For another subtle way, look at the second reading from The Book of Revelation. The writer John hears a voice behind him and has to turn to see whose voice it was. The voice comes out of the future, because do we not always advance through life walking backwards? We see the past, we record it, we know what has happened – good and bad – but the future is, as it were, behind us – and that’s whence the voice of Jesus speaks to John – out of the future. If John but turns around he will see the whole drama of life revealed from the point of view of the risen Jesus.
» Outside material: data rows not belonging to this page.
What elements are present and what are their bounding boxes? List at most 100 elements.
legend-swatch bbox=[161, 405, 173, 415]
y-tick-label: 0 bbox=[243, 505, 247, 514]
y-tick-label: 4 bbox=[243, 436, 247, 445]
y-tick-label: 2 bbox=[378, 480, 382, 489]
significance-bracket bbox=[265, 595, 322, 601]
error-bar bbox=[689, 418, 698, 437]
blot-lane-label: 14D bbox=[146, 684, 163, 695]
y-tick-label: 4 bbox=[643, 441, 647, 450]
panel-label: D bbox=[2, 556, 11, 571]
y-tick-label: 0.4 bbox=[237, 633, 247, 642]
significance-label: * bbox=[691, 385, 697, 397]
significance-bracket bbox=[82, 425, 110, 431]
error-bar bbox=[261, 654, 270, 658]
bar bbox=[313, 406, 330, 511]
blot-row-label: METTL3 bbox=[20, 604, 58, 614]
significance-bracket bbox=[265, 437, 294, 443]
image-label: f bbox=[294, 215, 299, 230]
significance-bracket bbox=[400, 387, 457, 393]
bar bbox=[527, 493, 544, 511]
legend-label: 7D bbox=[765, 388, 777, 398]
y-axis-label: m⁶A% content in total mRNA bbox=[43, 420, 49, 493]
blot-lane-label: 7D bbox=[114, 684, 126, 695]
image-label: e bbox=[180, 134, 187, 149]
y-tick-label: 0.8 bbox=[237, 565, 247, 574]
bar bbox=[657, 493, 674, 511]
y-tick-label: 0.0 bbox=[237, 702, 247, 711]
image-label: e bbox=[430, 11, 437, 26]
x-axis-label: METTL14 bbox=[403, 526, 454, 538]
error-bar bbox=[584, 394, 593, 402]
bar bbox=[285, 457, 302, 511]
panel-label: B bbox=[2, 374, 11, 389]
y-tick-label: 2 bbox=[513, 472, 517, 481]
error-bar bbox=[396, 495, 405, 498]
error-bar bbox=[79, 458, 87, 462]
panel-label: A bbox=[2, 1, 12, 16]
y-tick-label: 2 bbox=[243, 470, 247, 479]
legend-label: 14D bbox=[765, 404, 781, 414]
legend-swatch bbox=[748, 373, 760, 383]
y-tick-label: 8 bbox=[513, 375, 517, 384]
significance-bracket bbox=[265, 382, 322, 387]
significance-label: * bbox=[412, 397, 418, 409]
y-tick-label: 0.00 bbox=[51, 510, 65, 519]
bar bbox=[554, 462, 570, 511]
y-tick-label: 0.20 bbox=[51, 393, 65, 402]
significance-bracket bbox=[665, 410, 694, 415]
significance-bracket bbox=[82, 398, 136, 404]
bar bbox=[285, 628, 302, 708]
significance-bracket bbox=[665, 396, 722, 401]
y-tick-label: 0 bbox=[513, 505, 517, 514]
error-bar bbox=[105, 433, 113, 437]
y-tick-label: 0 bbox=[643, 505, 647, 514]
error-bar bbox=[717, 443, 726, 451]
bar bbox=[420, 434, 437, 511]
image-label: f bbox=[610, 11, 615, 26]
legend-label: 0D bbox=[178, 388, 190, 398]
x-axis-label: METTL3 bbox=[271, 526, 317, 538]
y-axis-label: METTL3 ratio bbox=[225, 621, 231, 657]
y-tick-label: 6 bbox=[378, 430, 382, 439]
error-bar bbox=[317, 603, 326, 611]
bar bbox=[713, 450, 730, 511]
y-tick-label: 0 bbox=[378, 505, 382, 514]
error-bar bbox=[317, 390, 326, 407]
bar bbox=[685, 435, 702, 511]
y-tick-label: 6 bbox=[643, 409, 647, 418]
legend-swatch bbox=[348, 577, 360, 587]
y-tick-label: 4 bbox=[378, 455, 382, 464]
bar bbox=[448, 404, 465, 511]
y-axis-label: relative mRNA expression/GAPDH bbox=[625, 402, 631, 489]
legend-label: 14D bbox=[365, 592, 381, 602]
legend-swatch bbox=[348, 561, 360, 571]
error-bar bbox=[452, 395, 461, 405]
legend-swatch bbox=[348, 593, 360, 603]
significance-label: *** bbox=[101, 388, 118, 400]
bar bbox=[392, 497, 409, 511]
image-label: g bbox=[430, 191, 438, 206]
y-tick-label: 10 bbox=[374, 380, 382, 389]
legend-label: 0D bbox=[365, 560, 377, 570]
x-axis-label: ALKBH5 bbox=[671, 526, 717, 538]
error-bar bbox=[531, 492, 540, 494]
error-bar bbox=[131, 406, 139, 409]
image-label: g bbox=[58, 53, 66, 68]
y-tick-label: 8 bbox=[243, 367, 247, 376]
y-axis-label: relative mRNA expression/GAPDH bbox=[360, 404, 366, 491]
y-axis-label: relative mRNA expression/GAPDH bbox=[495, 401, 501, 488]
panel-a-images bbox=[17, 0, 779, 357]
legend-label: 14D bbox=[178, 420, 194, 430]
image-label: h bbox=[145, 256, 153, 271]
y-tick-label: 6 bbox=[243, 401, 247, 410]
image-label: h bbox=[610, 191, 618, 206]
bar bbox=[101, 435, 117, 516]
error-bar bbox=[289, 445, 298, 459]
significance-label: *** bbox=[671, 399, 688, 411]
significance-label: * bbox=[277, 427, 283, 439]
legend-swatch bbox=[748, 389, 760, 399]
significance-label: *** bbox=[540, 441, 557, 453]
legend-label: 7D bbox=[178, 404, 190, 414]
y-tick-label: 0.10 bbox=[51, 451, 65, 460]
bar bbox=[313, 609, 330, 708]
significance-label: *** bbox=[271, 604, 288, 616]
And then there is the Gospel for today. The disciples are behind locked doors, hiding, frightened since the death of Jesus. Except that Jesus materializes right there among them, within their locked chamber and says, “Peace be with you.” By way of shadows, voices from behind our backs, materializing among us right out of nowhere! The subtle presence of God’s power, God’s voice surrounding us throughout our lives – in the hope that gradually we will feel the healing shadow, want to turn around, experience the surprise of his transient presence by way of a thought, an insight, a recovery of hope, a belief in love.
It takes some kind of awakening, a kind of coming out of our tomb to meet this subtle influence of Jesus, of God’s grace with increasing conviction. Somebody is in the room; the coolness of somebody’s shadow just fell over me; I feel drawn to stop dwelling, brooding over the past, drawn to turn around and take a chance on the future – or, as in next Sunday’s Gospel, pause in my wearisome fishing around to take note of somebody standing over on the seashore – signaling . . .
It is our Easter Season. Time to be prepared to sense the presence of Christ, to accentuate our faith in such a way as to see him in other than just bodily ways – to see him and hear him as probably all around us if our senses were truly awake. As he was for the two disciples on the Road to Emmaus, who as a stranger (in the words of John Shea) falls upon their loss with excited words about surprises hidden at the heart of death . . . and that every scream is redeemed for it echoes in the ear of God.
The Emmaus reading ends with the disciples recognizing the stranger for what he was: the arsonist of the heart — as Shea puts it. I once applied that term to my now deceased son. For all his problems with drugs, he was nevertheless and even providentially – the arsonist of my heart, the shadow of Christ.